All New Yorkers, 16 and Over, Now Eligible for COVID-19 Vaccination
ALBANY COUNTY – On Tuesday, as President Joe Biden announced that the universal COVID-19 vaccine eligibility date moves forward from May 1 to April 19, New York State was already there.
Tuesday marked the first day any New Yorker 16 or older would be eligible for the vaccination. Governor Andrew Cuomo has announced a “Vaccinate NY” advertising campaign that will air on television, radio, online and in print media statewide.
Biden said new variants are spreading and we are in a “race for life and death with this virus” as new vaccines are rolled out.
Nationwide, more than 2 million shots per day are administered as, over the past two weeks, the United States has seen a 20% increase in new cases of COVID-19.
As of Tuesday evening, 41.1% of Albany County’s 307,117 residents had received at least one first shot. Albany County Director Daniel McCoy said in a statement Tuesday morning that 26.8% of residents in the county have completed a series of vaccines.
Statewide, 33.8% of New Yorkers have had at least one shot while 21.2% have completed a streak, according to the state vaccine tracker.
Meanwhile, Albany County’s infection rate on Monday, as a seven-day moving average, was 2.4%, according to the state. dashboard.
Statewide, the infection rate, also as of Monday, as a seven-day moving average, was 3.6%.
According to the Centers for Disease Control and Prevention trackerThe level of community transmission of COVID-19 in Albany County was at its worst – high – Tuesday night. Most states are classified as “high”, as are 37% of counties nationwide.
Help for restaurants
Senate Majority Leader Charles Schumer on Tuesday announced from an Amsterdam grill that restaurants in the state were eligible for their own federal pandemic relief through the US bailout.
Schumer said he was pushing the Small Business Association to get the new program up and running quickly.
“Even with the 75% capacity rules that began on March 19, restaurants in the Capital region, their employees, and the regional economy as a whole still need immediate federal help to tackle COVID,” because too many places we know and love could close without the help, leaving a giant hole in our local economy, ”said Schumer.
At the height of the pandemic, the New York State Restaurants Association estimated that 80% of restaurant workers were out of work and one in six restaurants were closing.
The association report points out that New York has done worse than the rest of the country: more than half of New York’s restaurants – 54% – said they likely wouldn’t survive the next six months without federal help. This compares to 37% of restaurants nationwide.
Food or beverage establishments, including caterers, breweries, taprooms and tasting rooms, that are not part of an affiliated group with more than 20 locations, will be eligible. Grants from the fund can be used alongside Paycheck Protection Program 1 and 2 Loans, SBA Economic Injury Disaster Loan Assistance, and Payroll Retention Tax Credit. employees.
The maximum grant amount is $ 10 million per restaurant group and $ 5 million per individual restaurant.
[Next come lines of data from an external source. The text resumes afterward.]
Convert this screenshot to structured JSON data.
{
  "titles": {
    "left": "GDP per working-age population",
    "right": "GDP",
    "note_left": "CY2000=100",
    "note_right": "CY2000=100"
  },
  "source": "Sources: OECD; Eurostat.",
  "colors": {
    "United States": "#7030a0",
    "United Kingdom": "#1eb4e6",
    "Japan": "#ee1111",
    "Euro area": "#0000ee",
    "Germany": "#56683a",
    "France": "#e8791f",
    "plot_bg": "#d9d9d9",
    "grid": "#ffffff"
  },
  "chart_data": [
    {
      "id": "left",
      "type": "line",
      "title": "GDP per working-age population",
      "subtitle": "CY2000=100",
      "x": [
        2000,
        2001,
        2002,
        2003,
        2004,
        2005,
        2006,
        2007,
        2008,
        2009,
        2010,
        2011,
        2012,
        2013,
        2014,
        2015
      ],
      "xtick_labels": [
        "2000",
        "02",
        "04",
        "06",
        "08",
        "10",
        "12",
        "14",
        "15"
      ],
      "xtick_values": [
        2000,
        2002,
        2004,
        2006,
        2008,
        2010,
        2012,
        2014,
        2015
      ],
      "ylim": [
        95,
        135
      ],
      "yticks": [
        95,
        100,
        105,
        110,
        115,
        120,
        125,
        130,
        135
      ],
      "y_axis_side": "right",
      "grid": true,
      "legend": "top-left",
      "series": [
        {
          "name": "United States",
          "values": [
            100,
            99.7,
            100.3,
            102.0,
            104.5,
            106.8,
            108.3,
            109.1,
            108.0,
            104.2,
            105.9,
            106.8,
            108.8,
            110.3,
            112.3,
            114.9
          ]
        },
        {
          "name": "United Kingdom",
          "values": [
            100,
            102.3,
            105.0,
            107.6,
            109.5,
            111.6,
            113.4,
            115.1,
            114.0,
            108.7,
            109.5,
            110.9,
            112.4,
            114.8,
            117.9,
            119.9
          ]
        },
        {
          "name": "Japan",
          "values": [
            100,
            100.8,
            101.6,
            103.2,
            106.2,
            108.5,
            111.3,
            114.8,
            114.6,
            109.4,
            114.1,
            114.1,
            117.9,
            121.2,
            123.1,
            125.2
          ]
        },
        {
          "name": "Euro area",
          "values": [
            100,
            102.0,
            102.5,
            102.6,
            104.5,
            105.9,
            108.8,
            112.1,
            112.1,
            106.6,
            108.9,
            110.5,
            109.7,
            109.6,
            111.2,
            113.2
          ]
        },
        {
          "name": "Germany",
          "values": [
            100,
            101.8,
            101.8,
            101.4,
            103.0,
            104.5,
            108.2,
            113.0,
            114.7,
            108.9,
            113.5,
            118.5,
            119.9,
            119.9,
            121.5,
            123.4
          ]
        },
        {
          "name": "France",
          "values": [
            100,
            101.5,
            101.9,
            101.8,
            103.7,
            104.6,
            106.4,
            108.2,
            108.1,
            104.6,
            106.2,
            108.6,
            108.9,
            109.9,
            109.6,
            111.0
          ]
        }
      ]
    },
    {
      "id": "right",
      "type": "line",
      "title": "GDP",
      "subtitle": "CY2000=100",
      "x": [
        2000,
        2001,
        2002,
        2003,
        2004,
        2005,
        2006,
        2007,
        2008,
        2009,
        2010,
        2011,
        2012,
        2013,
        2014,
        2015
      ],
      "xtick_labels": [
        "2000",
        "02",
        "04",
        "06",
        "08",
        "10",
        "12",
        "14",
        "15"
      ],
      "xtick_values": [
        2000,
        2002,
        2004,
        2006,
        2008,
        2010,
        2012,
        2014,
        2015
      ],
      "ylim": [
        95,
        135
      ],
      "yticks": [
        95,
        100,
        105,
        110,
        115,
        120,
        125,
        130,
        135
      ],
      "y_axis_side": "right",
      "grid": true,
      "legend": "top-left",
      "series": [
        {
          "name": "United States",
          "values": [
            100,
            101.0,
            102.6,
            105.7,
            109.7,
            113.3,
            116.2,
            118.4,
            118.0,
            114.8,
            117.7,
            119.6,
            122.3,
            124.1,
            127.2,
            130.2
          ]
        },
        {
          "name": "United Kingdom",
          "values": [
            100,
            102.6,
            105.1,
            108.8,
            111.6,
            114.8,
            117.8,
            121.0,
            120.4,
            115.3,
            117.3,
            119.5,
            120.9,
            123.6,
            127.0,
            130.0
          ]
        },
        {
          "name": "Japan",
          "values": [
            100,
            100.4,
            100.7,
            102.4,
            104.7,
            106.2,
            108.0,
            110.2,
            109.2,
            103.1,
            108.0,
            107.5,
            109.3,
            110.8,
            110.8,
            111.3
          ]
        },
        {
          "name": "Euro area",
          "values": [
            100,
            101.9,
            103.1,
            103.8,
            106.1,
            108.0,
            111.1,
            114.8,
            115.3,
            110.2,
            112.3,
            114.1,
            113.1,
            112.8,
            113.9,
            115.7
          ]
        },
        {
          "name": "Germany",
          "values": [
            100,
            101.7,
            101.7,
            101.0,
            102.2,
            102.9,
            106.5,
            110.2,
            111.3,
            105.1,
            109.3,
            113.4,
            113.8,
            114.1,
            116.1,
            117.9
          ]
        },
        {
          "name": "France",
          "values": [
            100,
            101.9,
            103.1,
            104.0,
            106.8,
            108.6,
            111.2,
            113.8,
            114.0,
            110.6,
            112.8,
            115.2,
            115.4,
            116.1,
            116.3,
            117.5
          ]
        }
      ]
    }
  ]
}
Monument to essential workers
Cuomo on Tuesday announced members of a committee to advise on the design of a monument “honoring the service and sacrifice” of essential workers, to be built in New York City.
He made the announcement at the Javits Center which had served the city as a makeshift hospital during the spring COVID-19 outbreak.
Cuomo recalled giving the stay home order, shutting down schools and businesses to keep New Yorkers safe, which he said was his toughest decision.
“Do you know what was the next sentence from my mouth?” Except you, essential workers. We need you to go to work, ”Cuomo recalled. “Everyone can stay home and be safe, but not you, the essential worker. We need you to leave your house because we need you to keep society stable. “
“We are judged as an enlightened society, as a humane society, by the way we help those who need our help most,” said Mario Cilento, president of the AFL-CIO of New York State. who sits on the memorial advisory committee.
“This memorial is a tribute to the humanity shown by these brave men and women. The human standard they left for all of us now to move forward – that’s why it’s so important, ”Cilento said at the Javits Center event. “This is the example they set for all of us.”